Pip versteht, dass es reizvoll ist, eine angenehme Tätigkeit zu wiederholen. Wenn es Spaß macht, es einmal zu tun, warum nicht noch einmal? Und noch einmal. Und noch einmal. Aber wenn ich mir meine Lieblingssendung zum 27. Mal im TV ansehen möchte, hagelt es Kritik von Familienmitgliedern – dabei ist dies nichts im Vergleich mit den 145 Malen, die Pip seine gesehen hat. Ich lache schnell, aber nicht so schnell wie mein Enkel. Er findet so ziemlich alles zum Lachen. Bei ihm liegt die Freude ganz nah an der Oberfläche. Ich wünschte, das wäre bei mir auch noch so.
Warum erinnern wir uns nicht an diese ersten Jahre? Gibt es eine Möglichkeit, sie wieder aufleben zu lassen, durch Fotos, Anekdoten und vor allem durch eine Analyse der eigenen Psyche, um herauszufinden, welche Rolle diese Jahre gespielt haben müssen? Ich verbrachte den Löwenanteil jener Zeit mit Danota, einer jungen Frau aus Papua-Neuguinea, die sich um mich kümmerte. Aus den Fotos meines Vaters weiß ich, dass sie mich mit einer Liebe überschüttete, die andere, angeblich engere Familienmitglieder nicht aufbrachten.
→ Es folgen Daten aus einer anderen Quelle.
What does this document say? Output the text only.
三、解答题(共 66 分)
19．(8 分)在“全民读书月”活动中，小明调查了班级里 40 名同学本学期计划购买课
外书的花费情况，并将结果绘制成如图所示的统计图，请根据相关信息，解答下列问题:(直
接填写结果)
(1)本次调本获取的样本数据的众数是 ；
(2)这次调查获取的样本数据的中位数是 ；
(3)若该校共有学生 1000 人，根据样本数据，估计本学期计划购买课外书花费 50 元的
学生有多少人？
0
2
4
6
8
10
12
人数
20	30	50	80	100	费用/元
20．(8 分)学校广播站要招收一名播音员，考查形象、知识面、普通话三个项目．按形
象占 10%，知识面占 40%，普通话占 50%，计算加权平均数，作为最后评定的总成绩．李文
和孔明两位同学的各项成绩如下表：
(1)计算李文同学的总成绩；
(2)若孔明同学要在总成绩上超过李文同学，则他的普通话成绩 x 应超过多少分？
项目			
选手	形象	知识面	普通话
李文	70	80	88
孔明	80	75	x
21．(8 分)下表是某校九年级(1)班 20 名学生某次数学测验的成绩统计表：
Wir hatten sicher viel Spaß zusammen. Sie hat mir mein Leben geschenkt. Ich würde mich nur gerne an die Details erinnern, wie sie das gemacht hat.
In der Zwischenzeit schlägt Pip einmal mehr das Spiel mit Büroklammern auf Opas Schreibtisch vor, ein Spiel, das er selbst erfunden hat. Wir haben es schon eine Million Mal gespielt, aber das erhöht nur seinen Reiz. Pip schüttet die Klammern auf den Schreibtisch, wir klopfen uns auf die Hände im Kampf darum, sie wieder ins Glas zu bekommen, und ich sage: „Das ist gut, alles gut, sie sind wieder drin“, was meine Hauptaufgabe im Spiel ist. Dann stellt Pip das Glas erneut auf den Kopf und alles beginnt von vorn.
Es stimmt, dass er sich weder an das Spiel noch an das Entzücken erinnern wird, das ich beim Spielen mit ihm empfinde. Wie könnte er auch? Die Wissenschaft sagt, dass ihm dies nicht möglich sein wird. Aber ich denke an meine Erfahrung mit Danota. Sie hat mich mit zu dem gemacht, der ich bin, auch wenn ich mich nicht an die Details erinnere. Der erwachsene Pip wird nichts von unserem Spiel wissen – oder dem Lachen, während wir um die Büroklammern kämpfen –, aber ich hoffe, dass es irgendwie Teil von ihm wird und von seinem Gefühl dafür, wie liebenswert er ist. Ich bin nur ein kleiner Teil der Bausteine dieses Jungen – seine Eltern sind die Hauptarchitekten –, aber meine eigene Geschichte sagt mir, dass zusätzliche Liebe wichtig ist, egal in welchem Alter sie gegeben wird.